« Le grand renfermement »

C'est avec Descartes (1596-1650) que la folie sera exclue de la raison : la pensée ne peut pas être folle 67 . Et la folie, dont la Renaissance avait « libéré les voix », l'âge classique va la « réduire au silence. » 68 . C'est ainsi que l'internement fait suite à l'embarquement, à la Nef des fous.

Entre Montaigne et Descartes, explique Michel Foucault, « quelque chose s'est passé qui concerne l'avènement d'une ratio (raison). » 69 Cependant celle-ci, poursuit-il, ne s'explique pas seulement par « le progrès d'un rationationalisme », elle s'explique également par « ce mouvement par lequel la déraison s'est enfoncée dans notre sol, pour y disparaître, sans doute, mais y prendre racine. » 70

Cette citation de Michel Foucault est importante puisqu'elle marque l'apparition — suivie d'une disparition non moins importante — de la déraison, dans son livre comme mot nouveau en remplacement de folie, mais aussi dans l'époque qu'il décrit et de ce point de vue la fondation de l'hôpital général à Paris en 1656 est un signe révélateur de cette nouvelle expérience de l'âge classique.

L'hôpital général n'est pas un établissement médical, mais un instrument de l'ordre monarchique et bourgeois qui s'organise. « Il est plutôt une structure semi-juridique, une entité administrative qui, à côté des pouvoirs déjà constitués, et en dehors des tribunaux, décide, juge et exécute 71 . » L'Église ne demeure pas à l'écart de cette expérience en réformant certaines institutions hospitalières et en créant des congrégations qui se donnent les mêmes buts que l'hôpital général. « Dans ces institutions viennent ainsi se mêler, non sans conflits souvent, les vieux privilèges de l'Église dans l'assistance aux pauvres et dans les rites de l'hospitalité, et le souci bourgeois de mettre en ordre le monde de la misère. » Une pratique, nous dit Michel Foucault, dont le sens est sans doute symbolisé par les léproseries, abandonnées à la Renaissance et réinvesties aux XVIIe siècle, « réarmées de pouvoirs obscurs » dans ce geste qui lui aussi a des significations politiques, sociales, religieuses, économiques et morales 72 .

Notes
67.

« Celle-ci est retranchée dans une pleine possession de soi où elle ne peut rencontrer d'autres pièges que l'erreur, d'autres dangers que l'illusion. [...] Si l'homme peut toujours être fou la pensée, comme expérience de la souveraineté d'un sujet qui se met en devoir de percevoir le vrai, ne peut plus être insensée. » Foucault, 1987, p. 58.

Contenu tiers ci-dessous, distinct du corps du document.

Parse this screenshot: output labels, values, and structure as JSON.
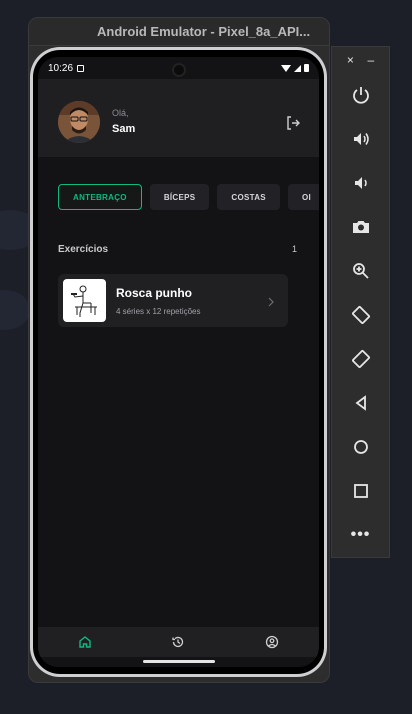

Dans son livre Discours de la méthode (1637) Descartes expose les règles constituant la méthode universelle de recherche de la vérité dans les sciences. Mais devant justifier sa méthode il le fait par le doute méthodique et l'exposé du cogito : je pense donc je suis : « même si toutes mes anciennes pensées sont fausses, même si nous admettons l'existence d'un malin génie toujours occupé à me tromper, il n'y a donc point de doute que je suis, s'il me trompe ; et qu'il me trompe tant qu'il voudra, il ne serait jamais faire que je ne sois rien, tant que je penserai être quelque chose. » Descartes, Deuxième méditation, citée dans Daval, 1977, p. 24.

68.

Michel Foucault, 1987, p. 56.

69.

« Ce qui est commun à tous les successeurs de Descartes, c'est la confiance inébranlable en la force de la raison, suffisante pour découvrir le fond des choses dans un discours cohérent. » Weil, 1990, p. 505.

70.

Foucault, 1987, p. 58.

Une série de dates le signale très précisément, et avec elles, un ensemble d'institutions : en 1656 le décret de fondation, à Paris, de l'hôpital général ; mais auparavant en 1578, les houses of correction en Angleterre, en 1617 l'hôpital général de Lyon, en 1620 les Zuchtäusern en Allemagne, en 1687 les work houses de Bristol.

71.

« Un étrange pouvoir que le Roiétablit entre la police et la justice, aux limites de la loi : le tiers ordre de la répression. » Foucault, 1987, p. 60-61.

72.

Foucault, 1987, p. 64.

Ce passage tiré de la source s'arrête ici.